Jusqu’à présent, le gouvernement se foutait bien de l’opacité entourant le mandat de négociation des émissaires européens sur le traité transatlantique. Pis, il paraissait l'approuver. Mais Matthias Fekl, le remplaçant du phobique Thomas Thévenoud au secrétariat au Commerce extérieur, vient d’exiger que le secret soit levé. Ni plus ni moins que ce que réclament depuis des mois les opposants au traité…
Une petite bombe. C’est à l’occasion de son audition par la commission des Affaires économiques de l'Assemblée nationale, hier, que Matthias Fekl, le tout nouveau secrétaire d’Etat au Commerce extérieur, a décidé de jouer les artificiers. Prenant la parole dès le début de la séance pour exposer « les quelques axes stratégiques d’action » qu’il entend mettre en œuvre dans ses nouveaux habits de secrétaire d’Etat, Matthias Fekl a annoncé, devant un parterre de députés, que « l’une de [ses] toutes premières décisions a été d’écrire à la Commission européenne, au nom de la France, de faire toute la transparence sur les mandats de négociations » devant conduire au fameux et controversé traité transatlantique. « Il ne peut plus y avoir de mandat secret de négociation », a-t-il même expliqué avant de s’engager à faire des points réguliers sur les avancées des discussions devant ladite commission. Ça n'a peut-être l'air de rien, mais voilà une annonce de taille. D'autant plus qu'elle émane paradoxalement d'un Matthias Fekl passé par le programme des « Young leaders » de la French-american foundation...
Marianne le réclame depuis des mois ainsi que de nombreux responsables politiques et associatifs. Surtout, cette déclaration vient contredire la ligne défendue depuis le début par l'exécutif sur cette question. Cette fameuse ligne que l'on pourrait résumer de la sorte : « Certes, le manque de transparence est gênant démocratiquement mais n’embêtons pas trop la Commission européenne quand même… » Le chef de l’Etat lui-même est renvoyé dans les roses, lui qui avait justifié une nécessaire opacité, lors d’une conférence de presse commune avec le président américain Barack Obama, en février 2014 : « Nous avons tout à gagner à aller vite. Sinon, nous savons bien qu'il y aura une accumulation de peurs, de menaces, de crispations » (sic).
Quoi qu'il en soit, avant même cette sortie (bien inspirée) de Matthias Fekl, il y a d'abord eu le travail du groupe Gauche démocrate et républicaine (GDR) à l’Assemblée nationale, qui avait tenté de faire voter une proposition de résolution européenne. Celle-ci réclamait justement cette transparence. Cette proposition de résolution européenne n°1876, débattue le 22 mai 2014, demandait que la représentation nationale s’accorde sur un texte pour exiger de la Commission que le Parlement français « soit dûment associé au suivi des négociations à travers une information régulière ». Et que les citoyens européens aient un accès direct aux « documents de travail et de négociations ». En clair, ce qu'aurait donc demandé notre secrétaire d’Etat au Commerce extérieur dans sa missive.

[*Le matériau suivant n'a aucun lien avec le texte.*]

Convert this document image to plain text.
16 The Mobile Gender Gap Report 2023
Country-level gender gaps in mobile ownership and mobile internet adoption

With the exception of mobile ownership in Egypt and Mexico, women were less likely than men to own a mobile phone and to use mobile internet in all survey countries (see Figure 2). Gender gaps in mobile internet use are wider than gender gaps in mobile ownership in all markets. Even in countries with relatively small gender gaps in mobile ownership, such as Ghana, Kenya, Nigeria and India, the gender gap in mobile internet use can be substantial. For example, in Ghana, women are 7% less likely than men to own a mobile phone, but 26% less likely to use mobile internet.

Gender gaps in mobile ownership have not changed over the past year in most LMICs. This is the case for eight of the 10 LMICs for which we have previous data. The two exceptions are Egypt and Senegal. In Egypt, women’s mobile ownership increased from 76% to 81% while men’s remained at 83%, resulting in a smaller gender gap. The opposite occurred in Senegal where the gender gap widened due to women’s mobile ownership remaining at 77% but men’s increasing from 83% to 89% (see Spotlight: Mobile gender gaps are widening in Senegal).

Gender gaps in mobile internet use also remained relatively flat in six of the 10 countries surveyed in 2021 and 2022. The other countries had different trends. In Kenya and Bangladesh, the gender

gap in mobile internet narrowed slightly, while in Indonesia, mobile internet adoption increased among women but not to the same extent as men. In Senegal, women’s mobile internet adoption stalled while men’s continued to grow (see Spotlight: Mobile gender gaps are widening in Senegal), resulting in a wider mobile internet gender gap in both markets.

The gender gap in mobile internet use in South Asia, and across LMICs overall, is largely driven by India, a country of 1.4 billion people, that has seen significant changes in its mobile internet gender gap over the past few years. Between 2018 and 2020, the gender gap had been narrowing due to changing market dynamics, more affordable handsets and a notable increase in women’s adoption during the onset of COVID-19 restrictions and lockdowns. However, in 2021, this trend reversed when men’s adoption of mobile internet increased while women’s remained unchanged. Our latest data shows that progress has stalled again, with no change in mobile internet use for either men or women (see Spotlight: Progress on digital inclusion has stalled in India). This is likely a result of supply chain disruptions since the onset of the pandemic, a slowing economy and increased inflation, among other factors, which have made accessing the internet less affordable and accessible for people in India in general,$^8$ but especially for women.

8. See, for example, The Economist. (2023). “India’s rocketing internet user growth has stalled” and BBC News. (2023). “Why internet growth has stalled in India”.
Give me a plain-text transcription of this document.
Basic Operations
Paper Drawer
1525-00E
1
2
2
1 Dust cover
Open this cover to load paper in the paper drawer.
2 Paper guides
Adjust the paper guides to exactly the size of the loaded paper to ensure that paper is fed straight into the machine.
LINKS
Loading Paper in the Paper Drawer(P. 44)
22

Au niveau du Parlement européen, c'est guère mieux. Selon une information de nos confrères d'Euractiv, celui-ci s’apprêtait début septembre à rejeter une motion réclamant la transparence sur le TAFTA. La raison ? La motion qui « exige un accès immédiat au dossier complet, pendant toute la durée des négociations » émanait... du Front national. Résultat : même si le contenu du texte ne comportait aucune position politique inspirée des « classiques » FN — sur l'immigration ou l'islam par exemple — nos confrères expliquaient que les « coordinateurs » allaient « s'opposer à la motion » car « aucun n'avait intérêt à donner une tribune » aux frontistes..
Les déclarations de Matthias Fekl seront-elles suivies d'effet ? A voir. Le tout nouveau secrétaire d’Etat vient en tout cas d’annoncer une véritable « inflexion » du gouvernement à l'égard de ces négociations commerciales avec les Etats-Unis. Changement de cap qui pourrait bien donner des idées aux députés qui réclament depuis des mois des « inflexions » eux aussi… sur la ligne économique cette fois.